To provide candidates with a brief view of some of the types of questions on the CMA® (Certified Management Accountant) exam, below are five questions – with correct answers and explanations for each.

You can also check out these additional practice multiple-choice and essay questions (in PDF format) and try the interactive practice quiz, available on the IMA® (Institute of Management Accountants) website, to test your skills and expertise.

CMA Exam Part 1:

1. The relevant range refers to the activity levels over which:

  1. cost relationships hold constant.
  2. costs fluctuate.
  3. production varies.
  4. relevant costs are incurred.

Correct answer: a. The relevant range is the band of activity or volume over which certain cost relationships such as fixed costs remain valid.

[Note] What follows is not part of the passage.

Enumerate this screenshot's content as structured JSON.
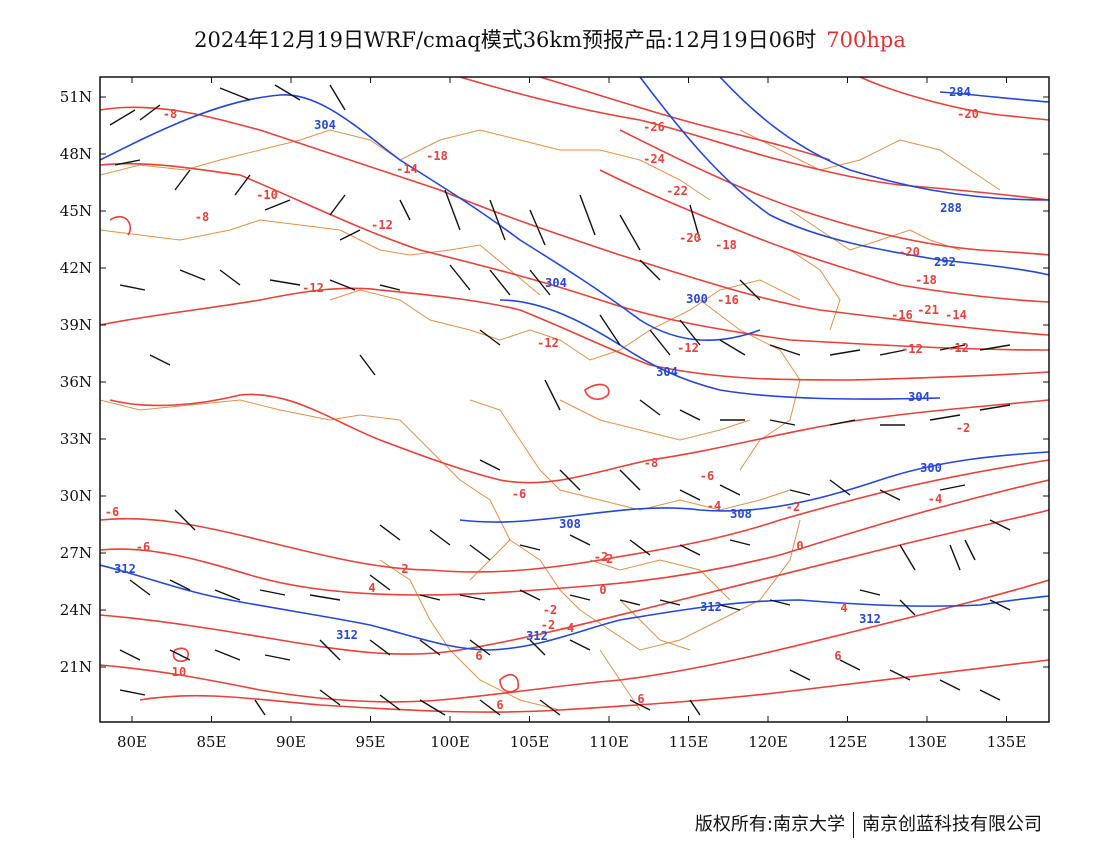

2. An analyst prepared a forecast using newly developed system features. The analyst recently left the company, and her replacement was unable to understand how to use these system functionalities. In accordance with system development life cycle (SDLC) best practices, which one of the following controls would have prevented this situation from occurring?

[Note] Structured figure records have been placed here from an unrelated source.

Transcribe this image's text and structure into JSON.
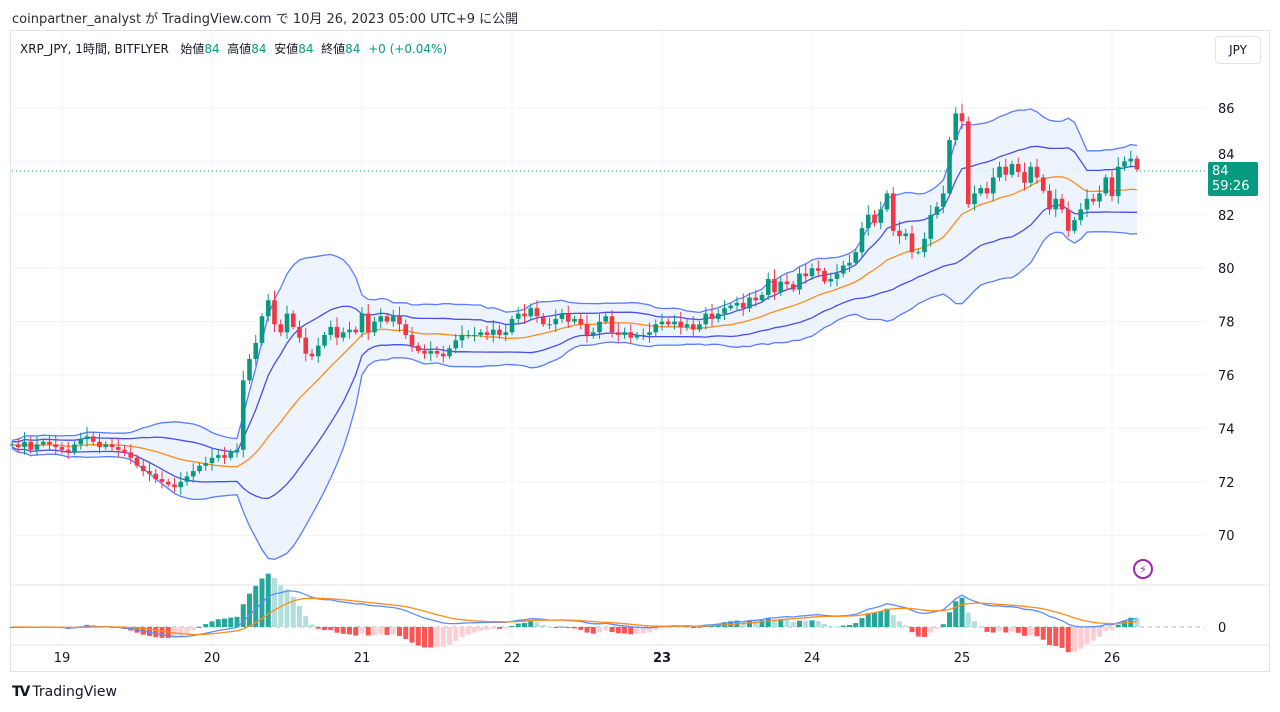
{
  "header": {
    "published": "coinpartner_analyst が TradingView.com で 10月 26, 2023 05:00 UTC+9 に公開"
  },
  "legend": {
    "symbol": "XRP_JPY, 1時間, BITFLYER",
    "open_label": "始値",
    "open": "84",
    "high_label": "高値",
    "high": "84",
    "low_label": "安値",
    "low": "84",
    "close_label": "終値",
    "close": "84",
    "change": "+0 (+0.04%)"
  },
  "currency_button": "JPY",
  "price_tag": {
    "price": "84",
    "countdown": "59:26"
  },
  "footer": {
    "brand": "TradingView",
    "logo_text": "TV"
  },
  "colors": {
    "up": "#089981",
    "down": "#f23645",
    "bb_outer": "#5b7cff",
    "bb_inner": "#4a4fe8",
    "basis": "#ff8c1a",
    "band_fill": "#e8f1fd",
    "macd": "#5b8cff",
    "signal": "#ff8c1a",
    "alert_icon": "#9c27b0"
  },
  "icons": {
    "alert": "lightning-icon"
  },
  "chart_data": {
    "type": "candlestick",
    "interval": "1時間",
    "y_ticks": [
      "86",
      "84",
      "82",
      "80",
      "78",
      "76",
      "74",
      "72",
      "70"
    ],
    "ylim": [
      69,
      87
    ],
    "x_tick_labels": [
      "19",
      "20",
      "21",
      "22",
      "23",
      "24",
      "25",
      "26"
    ],
    "grid": true,
    "indicators": [
      "Bollinger Bands (2σ)",
      "Bollinger Bands (1σ)",
      "MACD"
    ],
    "macd_zero_label": "0",
    "close": [
      73.4,
      73.3,
      73.5,
      73.2,
      73.4,
      73.5,
      73.4,
      73.3,
      73.2,
      73.1,
      73.4,
      73.6,
      73.7,
      73.5,
      73.3,
      73.4,
      73.3,
      73.2,
      73.1,
      72.9,
      72.6,
      72.4,
      72.3,
      72.1,
      72.0,
      71.9,
      71.8,
      72.0,
      72.2,
      72.4,
      72.6,
      72.7,
      72.9,
      73.0,
      72.9,
      73.1,
      73.2,
      75.8,
      76.6,
      77.2,
      78.2,
      78.8,
      77.9,
      77.6,
      78.3,
      77.8,
      77.4,
      76.8,
      76.7,
      77.1,
      77.5,
      77.8,
      77.4,
      77.6,
      77.7,
      77.6,
      78.3,
      77.6,
      78.0,
      78.2,
      78.0,
      78.2,
      77.9,
      77.5,
      77.1,
      76.9,
      76.8,
      76.9,
      76.8,
      76.7,
      77.0,
      77.3,
      77.5,
      77.5,
      77.5,
      77.6,
      77.5,
      77.7,
      77.5,
      77.6,
      78.1,
      78.3,
      78.2,
      78.5,
      78.2,
      77.9,
      77.9,
      78.1,
      78.3,
      78.0,
      78.1,
      77.9,
      77.5,
      77.6,
      78.0,
      78.2,
      77.6,
      77.5,
      77.6,
      77.4,
      77.5,
      77.5,
      77.6,
      77.9,
      78.0,
      77.9,
      78.0,
      77.8,
      77.9,
      77.7,
      77.9,
      78.3,
      78.1,
      78.3,
      78.5,
      78.6,
      78.7,
      78.5,
      78.9,
      78.8,
      79.0,
      79.6,
      79.1,
      79.5,
      79.4,
      79.2,
      79.8,
      79.7,
      80.0,
      79.9,
      79.5,
      79.6,
      79.8,
      80.1,
      80.2,
      80.6,
      81.5,
      82.0,
      81.7,
      82.2,
      82.8,
      81.4,
      81.2,
      81.3,
      80.6,
      80.6,
      81.1,
      82.0,
      82.3,
      82.8,
      84.8,
      85.8,
      85.5,
      82.4,
      82.8,
      83.0,
      82.8,
      83.4,
      83.8,
      83.5,
      83.9,
      83.6,
      83.2,
      83.8,
      83.4,
      82.9,
      82.2,
      82.6,
      82.2,
      81.4,
      81.8,
      82.2,
      82.6,
      82.5,
      82.8,
      83.4,
      82.7,
      83.8,
      84.0,
      84.1,
      83.7
    ]
  }
}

  1. End-user computing efforts are outlined.
  2. Documentation standards and procedures are developed.
  3. Backup activities and requirements are put into place.
  4. Changes made to the system are monitored and evaluated.

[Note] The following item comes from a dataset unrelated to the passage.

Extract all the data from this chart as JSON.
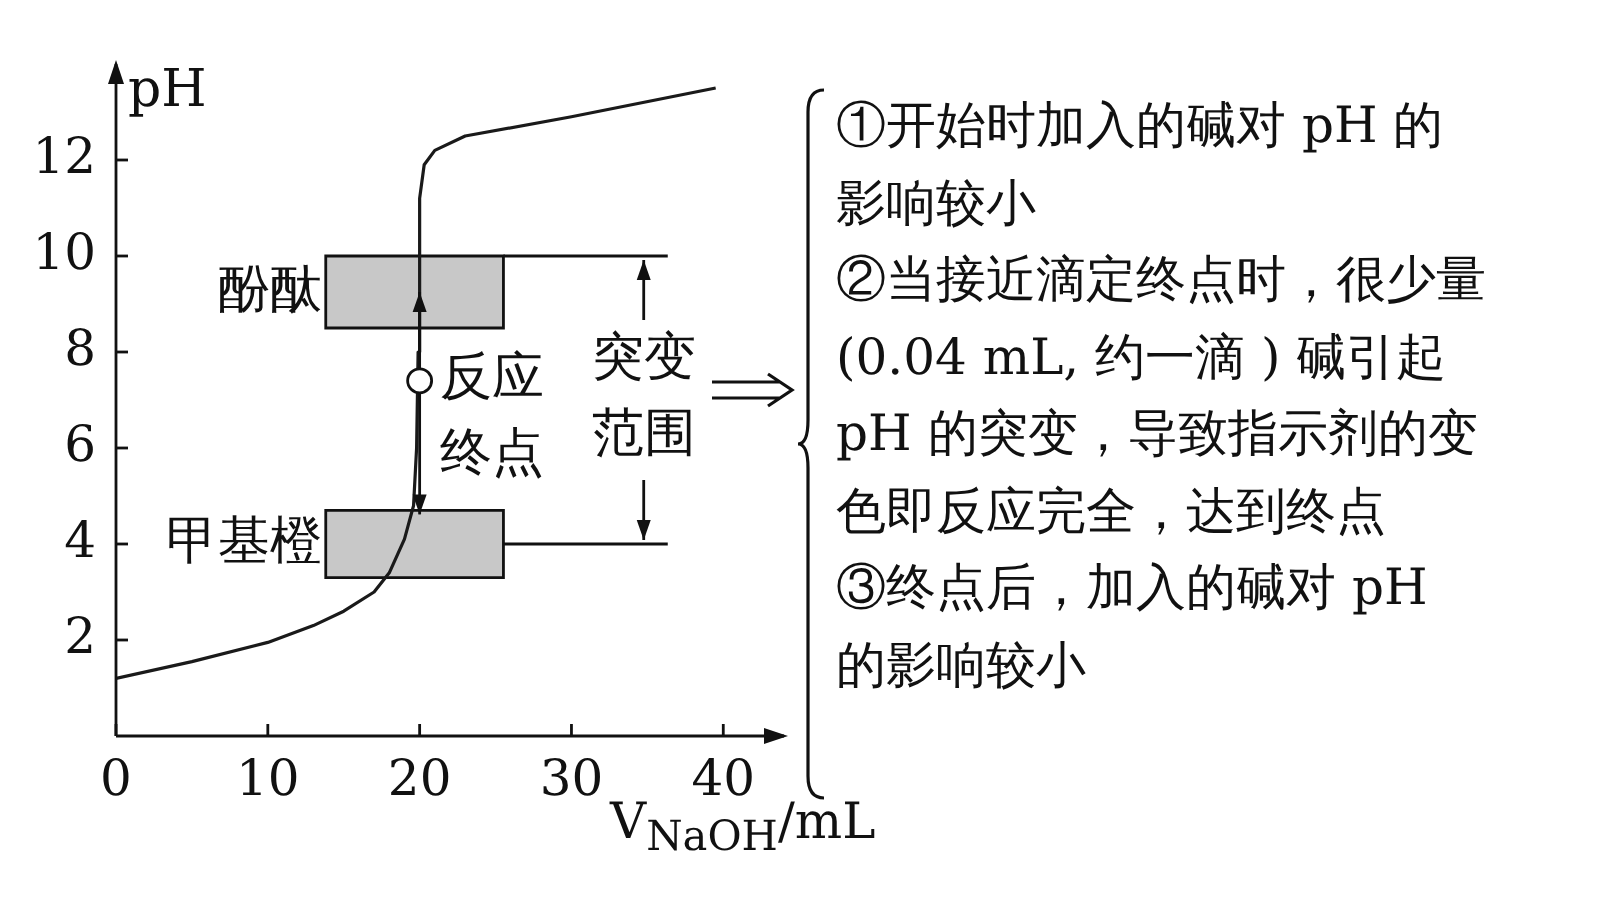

Correct answer: b. The control that would have best prevented this situation is clear documentation standards and procedures have been developed. This process is initiated in the “physical design” phase of the SDLC.


CMA Exam Part 2:

3. The acid test ratio shows the ability of a company to pay its current liabilities without having to:

  1. reduce its cash balance.
  2. borrow additional funds.
  3. collect its receivables.
  4. liquidate its inventory.

Correct answer: d. The acid test (quick) ratio does not include inventory in the calculation of current assets and, therefore, measures debt-paying ability without liquidating inventory.


4. Which one of the following best describes the record date as it pertains to common stock?

  1. Four business days prior to the payment of a dividend.
  2. The 52-week high for a stock published in The Wall Street Journal.
  3. The date that is chosen to determine the ownership of shares.
  4. The date on which a prospectus is declared effective by the Securities and Exchange Commission.

Correct answer: c. The record date, set when a dividend is declared, is the date on which an investor must be a shareholder in order to be entitled to receive the upcoming dividend.


5. If the present value of expected cash inflows from a project equals the present value of expected cash outflows, the discount rate is the

  1. payback rate.
  2. internal rate of return.
  3. accounting rate of return.
  4. net present value rate.

Correct answer b. The internal rate of return is the discount rate that equates the present value of future net cash flows from an investment project with the project’s initial cash outflow.